We all know about Super Bowl Sunday. But what about Super Bowl Monday? That’s right—many have suggested that the day after the big game should be a national holiday. Heinz even created a petition.

According to a recent survey by Robert Half, 27 percent of employees will skip work after the Super Bowl. We set out to determine whether employees are officially requesting Monday off as a day of PTO. Looking into our database of over 350,000 employees, it turns out that there is no significant hike in PTO taken the Monday after the Super Bowl.

But just because employees are not making their vacation request official, it doesn’t mean that company productivity won’t be a concern for HR. Productivity will likely take a timeout after a long night of celebrating (or mourning) the results of game day. In fact, the aforementioned survey also reveals that 72 percent HR managers think the Super Bowl should be a paid company holiday.
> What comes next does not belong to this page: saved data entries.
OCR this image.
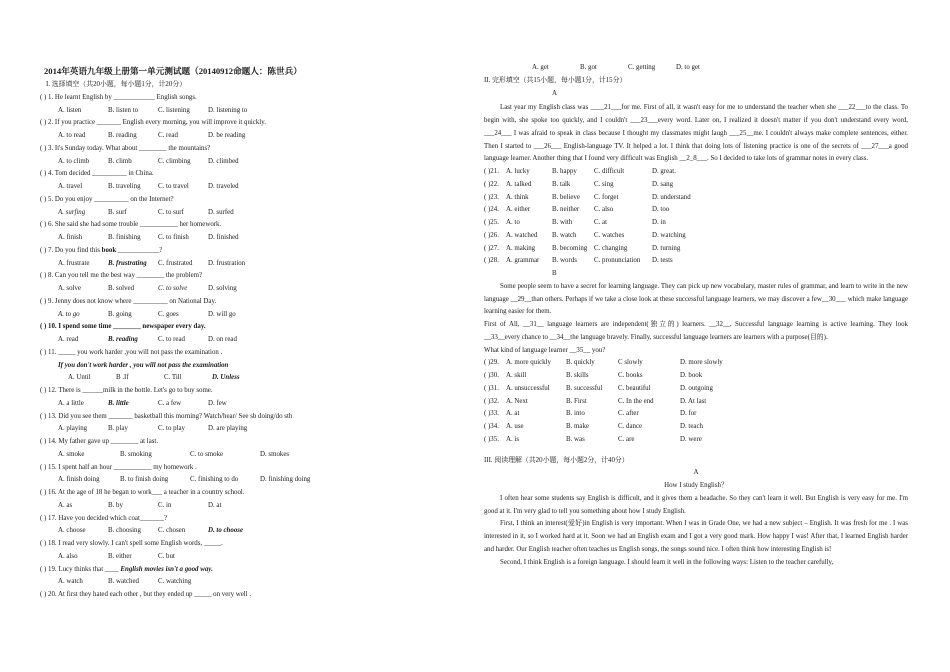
2014年英语九年级上册第一单元测试题（20140912命题人：陈世兵）
I. 选择填空（共20小题，每小题1分，计20分）
( ) 1. He learnt English by ____________ English songs.
A. listen	B. listen to	C. listening	D. listening to
( ) 2. If you practice _______ English every morning, you will improve it quickly.
A. to read	B. reading	C. read	D. be reading
( ) 3. It's Sunday today. What about ________ the mountains?
A. to climb	B. climb	C. climbing	D. climbed
( ) 4. Tom decided __________ in China.
A. travel	B. traveling	C. to travel	D. traveled
( ) 5. Do you enjoy __________ on the Internet?
A. surfing	B. surf	C. to surf	D. surfed
( ) 6. She said she had some trouble ___________ her homework.
A. finish	B. finishing	C. to finish	D. finished
( ) 7. Do you find this book ____________?
A. frustrate	B. frustrating C. frustrated D. frustration
( ) 8. Can you tell me the best way ________ the problem?
A. solve	B. solved	C. to solve	D. solving
( ) 9. Jenny does not know where __________ on National Day.
A. to go	B. going	C. goes	D. will go
( ) 10. I spend some time ________ newspaper every day.
A. read	B. reading	C. to read	D. on read
( ) 11. _____ you work harder ,you will not pass the examination .
If you don't work harder , you will not pass the examination
A. Until	B .If	C. Till	D. Unless
( ) 12. There is ______milk in the bottle. Let's go to buy some.
A. a little	B. little	C. a few	D. few
( ) 13. Did you see them _______ basketball this morning? Watch/hear/ See sb doing/do sth
A. playing	B. play	C. to play	D. are playing
( ) 14. My father gave up ________ at last.
A. smoke	B. smoking	C. to smoke	D. smokes
( ) 15. I spent half an hour ___________ my homework .
A. finish doing	B. to finish doing	C. finishing to do	D. finishing doing
( ) 16. At the age of 18 he began to work___ a teacher in a country school.
A. as	B. by	C. in	D. at
( ) 17. Have you decided which coat_______?
A. choose	B. choosing C. chosen	D. to choose
( ) 18. I read very slowly. I can't spell some English words, _____.
A. also	B. either	C. but
( ) 19. Lucy thinks that ____ English movies isn't a good way.
A. watch	B. watched	C. watching
( ) 20. At first they hated each other , but they ended up _____ on very well .
A. get	B. got	C. getting	D. to get
II. 完形填空（共15小题，每小题1分，计15分）
A

Last year my English class was ____21___for me. First of all, it wasn't easy for me to understand the teacher when she ___22___to the class. To begin with, she spoke too quickly, and I couldn't ___23___every word. Later on, I realized it doesn't matter if you don't understand every word, ___24___ I was afraid to speak in class because I thought my classmates might laugh ___25__me. I couldn't always make complete sentences, either. Then I started to ___26___ English-language TV. It helped a lot. I think that doing lots of listening practice is one of the secrets of ___27___a good language learner. Another thing that I found very difficult was English __2_8___. So I decided to take lots of grammar notes in every class.

( )21. A. lucky	B. happy C. difficult	D. great.
( )22. A. talked	B. talk	C. sing	D. sang
( )23. A. think	B. believe C. forget	D. understand
( )24. A. either	B. neither C. also	D. too
( )25. A. to	B. with	C. at	D. in
( )26. A. watched B. watch	C. watches	D. watching
( )27. A. making B. becoming C. changing	D. turning
( )28. A. grammar B. words C. pronunciation D. tests
B

Some people seem to have a secret for learning language. They can pick up new vocabulary, master rules of grammar, and learn to write in the new language __29__than others. Perhaps if we take a close look at these successful language learners, we may discover a few__30___ which make language learning easier for them.

First of All, __31__ language learners are independent(独立的) learners. __32__, Successful language learning is active learning. They look __33__every chance to __34__the language bravely. Finally, successful language learners are learners with a purpose(目的).

What kind of language learner __35__ you?

( )29. A. more quickly B. quickly	C slowly	D. more slowly
( )30. A. skill	B. skills	C. books	D. book
( )31. A. unsuccessful B. successful C. beautiful	D. outgoing
( )32. A. Next	B. First	C. In the end	D. At last
( )33. A. at	B. into	C. after	D. for
( )34. A. use	B. make	C. dance	D. teach
( )35. A. is	B. was	C. are	D. were
III. 阅读理解（共20小题，每小题2分，计40分）
A
How I study English？

I often hear some students say English is difficult, and it gives them a headache. So they can't learn it well. But English is very easy for me. I'm good at it. I'm very glad to tell you something about how I study English.

First, I think an interest(爱好)in English is very important. When I was in Grade One, we had a new subject – English. It was fresh for me . I was interested in it, so I worked hard at it. Soon we had an English exam and I got a very good mark. How happy I was! After that, I learned English harder and harder. Our English teacher often teaches us English songs, the songs sound nice. I often think how interesting English is!

Second, I think English is a foreign language. I should learn it well in the following ways: Listen to the teacher carefully,
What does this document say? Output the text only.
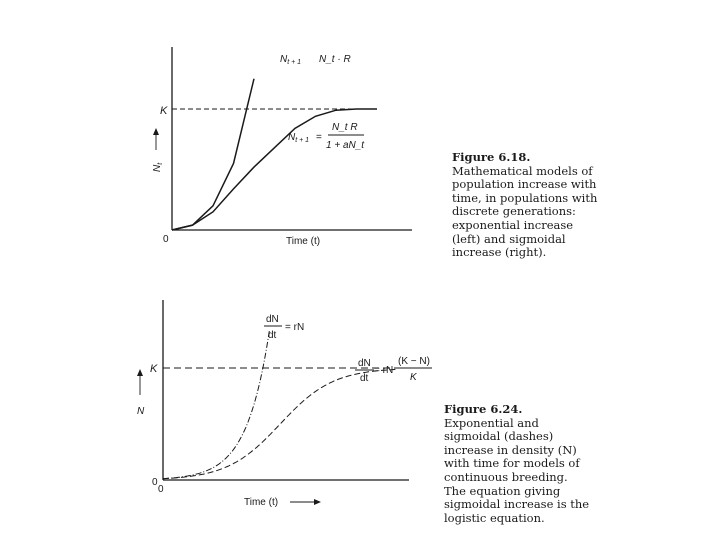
K
$N_t$
0	Time (t)
$N_{t + 1}$ N_t · R
$N_{t + 1}$ =
N_t R
1 + aN_t

Figure 6.18. Mathematical models of population increase with time, in populations with discrete generations: exponential increase (left) and sigmoidal increase (right).

K
N
0
0
Time (t)
dN
dt
= rN
dN
dt
= rN
(K − N)
K

Figure 6.24. Exponential and sigmoidal (dashes) increase in density (N) with time for models of continuous breeding. The equation giving sigmoidal increase is the logistic equation.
Assuming your office is staying open on Monday, HR can play a big part in helping employees keep their eyes on the ball. Consider these five tips to help your team beat post-game burnout.
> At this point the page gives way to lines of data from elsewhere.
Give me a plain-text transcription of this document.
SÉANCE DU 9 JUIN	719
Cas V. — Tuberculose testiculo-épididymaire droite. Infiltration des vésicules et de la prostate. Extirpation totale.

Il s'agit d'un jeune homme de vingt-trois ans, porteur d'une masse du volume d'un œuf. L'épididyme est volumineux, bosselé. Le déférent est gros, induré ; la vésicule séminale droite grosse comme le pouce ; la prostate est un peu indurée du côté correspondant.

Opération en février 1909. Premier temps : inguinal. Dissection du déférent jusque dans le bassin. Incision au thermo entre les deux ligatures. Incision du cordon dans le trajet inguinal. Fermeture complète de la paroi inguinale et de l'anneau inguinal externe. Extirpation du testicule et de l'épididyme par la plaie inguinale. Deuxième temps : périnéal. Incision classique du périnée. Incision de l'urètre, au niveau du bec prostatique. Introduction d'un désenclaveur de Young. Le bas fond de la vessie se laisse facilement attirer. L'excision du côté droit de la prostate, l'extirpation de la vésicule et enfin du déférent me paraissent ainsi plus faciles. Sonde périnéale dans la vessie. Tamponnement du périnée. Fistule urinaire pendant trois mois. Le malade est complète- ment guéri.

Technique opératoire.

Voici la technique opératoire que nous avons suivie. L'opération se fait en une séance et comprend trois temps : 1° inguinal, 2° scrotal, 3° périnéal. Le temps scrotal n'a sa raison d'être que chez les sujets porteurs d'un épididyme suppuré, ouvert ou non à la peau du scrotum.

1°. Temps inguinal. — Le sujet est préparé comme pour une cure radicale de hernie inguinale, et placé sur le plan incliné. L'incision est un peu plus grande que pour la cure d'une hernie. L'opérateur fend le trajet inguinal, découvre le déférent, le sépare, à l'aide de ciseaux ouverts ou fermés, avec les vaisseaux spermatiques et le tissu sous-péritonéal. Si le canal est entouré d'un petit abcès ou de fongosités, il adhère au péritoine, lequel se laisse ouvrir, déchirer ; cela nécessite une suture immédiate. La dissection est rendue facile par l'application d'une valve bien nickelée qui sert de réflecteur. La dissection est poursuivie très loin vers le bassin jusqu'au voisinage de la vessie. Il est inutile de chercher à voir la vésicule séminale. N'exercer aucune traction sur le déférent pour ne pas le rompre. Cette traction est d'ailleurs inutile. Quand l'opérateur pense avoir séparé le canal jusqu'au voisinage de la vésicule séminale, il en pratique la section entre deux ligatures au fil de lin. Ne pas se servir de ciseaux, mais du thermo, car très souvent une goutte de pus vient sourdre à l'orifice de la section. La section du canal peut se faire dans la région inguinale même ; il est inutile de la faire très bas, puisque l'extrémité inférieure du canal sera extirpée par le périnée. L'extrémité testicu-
1. Embrace the Inevitability

The reality is that most of your employees are going to be at least a little bit tired, distracted, or moving more slowly than on a typical Monday. While you can’t force employees to stay focused, understand that Monday may well be a quiet day of mindless tasks for many employees. If you can accept this, you can offer thoughtful incentives to help engage employees throughout the day.
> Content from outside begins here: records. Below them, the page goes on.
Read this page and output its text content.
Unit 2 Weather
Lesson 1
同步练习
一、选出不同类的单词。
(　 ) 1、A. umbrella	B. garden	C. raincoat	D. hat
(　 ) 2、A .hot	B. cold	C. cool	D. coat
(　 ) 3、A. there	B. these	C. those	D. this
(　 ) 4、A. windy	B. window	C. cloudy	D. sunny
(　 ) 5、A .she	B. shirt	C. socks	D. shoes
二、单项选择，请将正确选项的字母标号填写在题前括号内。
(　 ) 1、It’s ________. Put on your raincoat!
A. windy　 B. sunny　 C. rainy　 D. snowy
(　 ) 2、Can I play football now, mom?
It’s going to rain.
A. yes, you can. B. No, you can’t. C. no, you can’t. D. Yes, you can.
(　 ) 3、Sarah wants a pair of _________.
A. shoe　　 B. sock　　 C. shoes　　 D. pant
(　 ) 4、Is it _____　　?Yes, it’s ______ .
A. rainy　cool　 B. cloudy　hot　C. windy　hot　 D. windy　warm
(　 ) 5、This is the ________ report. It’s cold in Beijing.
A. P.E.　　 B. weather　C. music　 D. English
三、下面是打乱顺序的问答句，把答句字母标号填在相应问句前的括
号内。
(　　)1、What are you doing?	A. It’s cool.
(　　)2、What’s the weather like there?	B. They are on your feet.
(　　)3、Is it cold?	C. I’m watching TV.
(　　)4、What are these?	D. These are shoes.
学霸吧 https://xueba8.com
2. Arm Employees With Fuel

If past Super Bowls have led to employees trickling into the office much later than usual, incentivize their attendance with fresh bagels and coffee on Monday morning. Nothing gets employees up and moving like a company-sponsored “breakfast of champions” (in fact, we do this every Monday at Namely). This will help drive employees to start their day bright and early and give them an opportunity to rehash game highlights with coworkers.

3. Stock the Front Desk

In general, it’s a great idea to keep a small stash of ibuprofen on hand whenever a headache might arise. Whether employees celebrated a little too hard, punched the table after a bad play (party foul!), or simply couldn’t sleep because of their spouse shouting at the TV all night, anything you can do to help them get through the day will be a touchdown.

4. Plan Ahead

Work with managers to ensure that no major deadlines fall on Super Bowl Monday, as we’ll call it. Employees are unlikely to be at full capacity the day after the big game, so try to move any critical deadlines to account for the slow day.

5.  Break it Up

To help boost energy, create opportunities for employees to break up an otherwise long day. Consider screening the best commercials over lunch, or encourage managers to call a timeout and take their team out for a coffee break. If everyone is sitting at their desks, zoned out on their inbox, not much is going to get done.

One HR consulting firm estimates that employees who don’t show up on Monday will cost companies over $3 billion. Don’t be part of that losing statistic. Whichever team you’re rooting for this Sunday, get ready to be the office MVP come Super Bowl Monday. And whatever you do, don’t fumble it.